Le risque d'une IA politisée

À la traditionnelle désinformation sur les changements climatiques qui circulent sur les réseaux sociaux et les grandes plateformes du web, s’ajoute, aujourd’hui, celle qui peut être produite par l’intelligence artificielle.

Les hypertrucages générés avec l’IA ne sont pas les seuls moyens qui peuvent induire les gens en erreur; il y a aussi les robots conversationnels et autres assistants de recherche.

La montréalaise Sasha Luccioni, reconnue comme l’une des 100 personnes les plus influentes au monde dans le milieu de l‘intelligence artificielle par le magazine Time, participait à un atelier sur le sujet lors de la conférence.

«Les modèles d'IA donnent des réponses qui sont alignées avec les valeurs politiques, morales et éthiques des fondateurs de ces compagnies-là», a expliqué la chercheuse en donnant l’exemple d’Elon Musk , «qui fait exprès pour entraîner un modèle d’IA anti-woke» .

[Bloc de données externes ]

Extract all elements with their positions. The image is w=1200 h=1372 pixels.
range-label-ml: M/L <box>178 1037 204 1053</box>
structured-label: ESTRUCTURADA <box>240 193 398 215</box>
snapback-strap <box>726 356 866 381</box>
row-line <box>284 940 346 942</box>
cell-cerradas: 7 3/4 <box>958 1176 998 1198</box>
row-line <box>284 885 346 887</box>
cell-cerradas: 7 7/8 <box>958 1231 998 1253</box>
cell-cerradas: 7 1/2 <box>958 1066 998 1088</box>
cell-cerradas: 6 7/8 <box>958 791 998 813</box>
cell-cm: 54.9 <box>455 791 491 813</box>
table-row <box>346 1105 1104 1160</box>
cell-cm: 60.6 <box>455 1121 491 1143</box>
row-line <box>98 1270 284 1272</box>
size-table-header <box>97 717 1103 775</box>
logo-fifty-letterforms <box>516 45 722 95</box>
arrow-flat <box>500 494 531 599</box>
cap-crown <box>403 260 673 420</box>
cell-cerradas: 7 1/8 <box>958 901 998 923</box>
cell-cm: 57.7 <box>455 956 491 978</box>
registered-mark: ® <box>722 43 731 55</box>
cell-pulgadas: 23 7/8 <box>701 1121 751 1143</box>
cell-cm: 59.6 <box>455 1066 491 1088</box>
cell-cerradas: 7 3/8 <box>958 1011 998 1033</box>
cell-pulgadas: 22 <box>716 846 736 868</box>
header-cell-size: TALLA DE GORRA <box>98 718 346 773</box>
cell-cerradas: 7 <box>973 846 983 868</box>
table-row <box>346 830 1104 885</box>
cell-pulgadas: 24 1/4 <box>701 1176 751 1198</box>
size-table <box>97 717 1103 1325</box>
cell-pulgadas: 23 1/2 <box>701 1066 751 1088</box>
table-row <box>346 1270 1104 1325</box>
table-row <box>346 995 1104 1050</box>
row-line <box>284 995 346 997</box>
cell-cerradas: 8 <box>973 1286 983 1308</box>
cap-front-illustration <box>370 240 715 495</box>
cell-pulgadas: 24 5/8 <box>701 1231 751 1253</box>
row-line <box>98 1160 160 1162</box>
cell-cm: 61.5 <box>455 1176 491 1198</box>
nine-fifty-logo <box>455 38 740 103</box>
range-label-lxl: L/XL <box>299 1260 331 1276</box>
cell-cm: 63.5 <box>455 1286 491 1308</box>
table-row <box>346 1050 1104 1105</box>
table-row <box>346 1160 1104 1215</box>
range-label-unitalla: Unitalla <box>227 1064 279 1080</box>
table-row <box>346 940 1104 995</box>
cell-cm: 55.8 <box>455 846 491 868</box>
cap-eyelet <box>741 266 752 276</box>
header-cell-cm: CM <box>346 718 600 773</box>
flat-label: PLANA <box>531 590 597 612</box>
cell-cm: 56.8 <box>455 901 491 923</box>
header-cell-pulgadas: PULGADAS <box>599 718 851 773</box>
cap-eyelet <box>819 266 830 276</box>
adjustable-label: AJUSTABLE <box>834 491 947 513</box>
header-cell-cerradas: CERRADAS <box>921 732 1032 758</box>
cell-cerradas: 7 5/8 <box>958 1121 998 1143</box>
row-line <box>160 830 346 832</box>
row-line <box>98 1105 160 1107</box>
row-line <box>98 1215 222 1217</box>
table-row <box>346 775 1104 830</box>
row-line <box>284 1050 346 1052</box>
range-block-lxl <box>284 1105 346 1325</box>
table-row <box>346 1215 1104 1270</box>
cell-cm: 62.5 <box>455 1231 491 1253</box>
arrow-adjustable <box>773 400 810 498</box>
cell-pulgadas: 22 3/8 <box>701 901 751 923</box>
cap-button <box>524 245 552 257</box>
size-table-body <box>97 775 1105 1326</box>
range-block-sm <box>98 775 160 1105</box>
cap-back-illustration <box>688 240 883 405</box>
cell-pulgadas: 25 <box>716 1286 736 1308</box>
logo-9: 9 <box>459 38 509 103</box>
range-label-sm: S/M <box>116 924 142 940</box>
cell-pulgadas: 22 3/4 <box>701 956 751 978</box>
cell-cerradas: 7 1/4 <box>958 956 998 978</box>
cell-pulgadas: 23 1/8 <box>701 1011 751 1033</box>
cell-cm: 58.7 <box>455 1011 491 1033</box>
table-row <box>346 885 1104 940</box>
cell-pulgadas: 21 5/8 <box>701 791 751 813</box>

Dans un décret signé le 23 juillet dernier, le président Trump a d'ailleurs annoncé que le gouvernement fédéral ne pourra plus utiliser de logiciels d’IA jugés «woke».

Comme à peu près tous les PDG des Big Tech en ce moment sont pro-Trump, il y a un risque réel, selon Sasha Luccioni, que des modèles d’IA soient entraînés sur des données et des informations qui sont plutôt favorables aux politiques républicaines et qui, par conséquent, minimisent les conséquences des changements climatiques.

Un des aspects inquiétants de cette hypothèse, a-t-elle expliqué à La Presse Canadienne, est que «les modèles d'IA sont utilisés pour créer des pages web et des publications sur les médias sociaux [et] ces contenus peuvent être réutilisés pour entraîner d’autres modèles d’IA» qui, à leur tour, seront utilisés pour créer des pages web et des publications sur les médias sociaux qui, elles, entraîneront la prochaine génération de modèles d’IA, etc.

«C’est le phénomène des chambres d’écho» qui se multiplient et qui exposent les internautes aux informations qui ne font que confirmer leurs propres croyances, a souligné la chercheuse.

«Le monde de l'IA et des grands modèles de langage, comme chat GPT, crée de nouveaux défis en matière d'éducation et de pensée critique. Nous sommes désormais tout à fait enclins à confier notre réflexion à des machines, à des algorithmes qui présentent encore de profondes failles», a commenté Micheal E Mann en soulignant que «même les meilleurs modèles d’IA» font des erreurs.

«L’utilisation excessive des agents conversationnels (chatbots) et de l'intelligence artificielle nous rend extrêmement vulnérables à la désinformation », a -t-il ajouté.

En réponse aux inquiétudes d’un enseignant qui assistait à la conférence, Micheal E Mann a expliqué qu'il croyait que le développement de la pensée critique chez les étudiants, demeurait la meilleure façon d’affronter «ce défi majeur de notre époque».

La désinformation, principal risque selon un rapport fédéral

Les inquiétudes soulevées lors du Solvathon 2025 correspondent à des risques identifiés par Horizons de politiques Canada, un groupe de réflexion issue du ministère fédéral de l’Emploi et du Développement social.

Au printemps 2024, ce groupe a publié un rapport qui présente les perturbations auxquelles le pays devrait se préparer dans les prochaines années.

«Les gens ne peuvent pas dire ce qui est vrai et ce qui ne l’est pas» est la perturbation la plus probable, selon ce rapport adressé aux dirigeants.

Cette possible perturbation s’explique par «des outils d’IA génératifs plus puissants, le déclin de la confiance dans les sources de connaissances traditionnelles et des algorithmes conçus pour susciter l’engagement émotionnel plutôt que des rapports factuels».

Les auteurs ont également souligné que «la recherche et la création de preuves scientifiques pourraient devenir de plus en plus difficiles».

En deuxième position de la liste des dix perturbations les plus probables de se produire au pays d'ici le début des années 2030 figure la perte irréversible de la biodiversité et l’effondrement des écosystèmes en raison notamment des changements climatiques.